Why is RE within the school curriculum?

Christian argue that we are a Christian country and our children should be taught about our faith. Do you agree?

They contend that without the moral compass provided by Christianity our schools and our children will not be able to judge how to behave and how to act in given situations.

They also believe that in the absence of Christianity our children would not know what to believe. They often content that without guidance schools are teaching ignorance and therefore secularism as a default starting point.

They contend that by teaching religion or in particular Christianity we are promoting all that is good in the world. This, by default, makes the church the arbiter of all morality. By association, children are being encouraged to think of religion as a benevolent, responsible and credible influence. They are taught that God is 'on our side' and will help us win football matches, pass tests, protect us from evil and help the poor in starving lands.


Links on both sides of the argument

  • National Secular Society
  • Kevin Donnelly makes case for religion
  • We Must Teach Religion in High Schools
  • Should religion be taught in schools?

    Why Religions Education has no place in school.

    All religions are faiths. They are called faiths because they are not fact. Yet every day children are taught stories from the Bible and other scriptures as if they were true. Noah's ark, for example, if it were true is celebrated as a triumph rather than a humanitarian and ecological disaster.

    But don't we need religion to teach values? No! Anyone can teach values, after all; our schools already instruct children in behaviour, empathy, uinderstanding others and tolerance.

    Religion is devisive. Already in our schools children coming from certain faiths excuse themselves from religious teaching because it is not what they believe. They remove themselves from the collective act of worship because the worship is not to their god.

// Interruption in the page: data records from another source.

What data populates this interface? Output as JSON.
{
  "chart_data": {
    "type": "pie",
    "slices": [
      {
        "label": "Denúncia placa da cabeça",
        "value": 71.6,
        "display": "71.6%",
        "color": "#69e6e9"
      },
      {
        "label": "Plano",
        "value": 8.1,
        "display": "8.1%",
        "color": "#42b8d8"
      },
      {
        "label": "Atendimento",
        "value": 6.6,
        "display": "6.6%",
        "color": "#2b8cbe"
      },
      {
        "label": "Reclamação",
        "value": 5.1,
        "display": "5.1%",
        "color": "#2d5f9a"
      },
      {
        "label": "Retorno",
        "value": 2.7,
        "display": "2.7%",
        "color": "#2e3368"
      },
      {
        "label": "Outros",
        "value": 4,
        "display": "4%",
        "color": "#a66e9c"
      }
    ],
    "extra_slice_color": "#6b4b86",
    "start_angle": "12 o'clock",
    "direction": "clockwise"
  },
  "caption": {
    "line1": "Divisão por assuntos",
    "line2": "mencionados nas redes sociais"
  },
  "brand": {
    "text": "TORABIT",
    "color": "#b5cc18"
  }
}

    Schools should always be about learning life skills, investigating evidence, find out about things and understanding the world we live in.

    Even the apparently more rational thinkers on this subject argue that schools should promote balanced religious debate and understanding, because school is society’s opportunity to counter and moderate the more extreme forms of indoctrination and ignorance to which people may be exposed within the family and community. To take religion out of schools would risk polarising our society by default between ignorant secularists and ‘indoctrinated’ theists.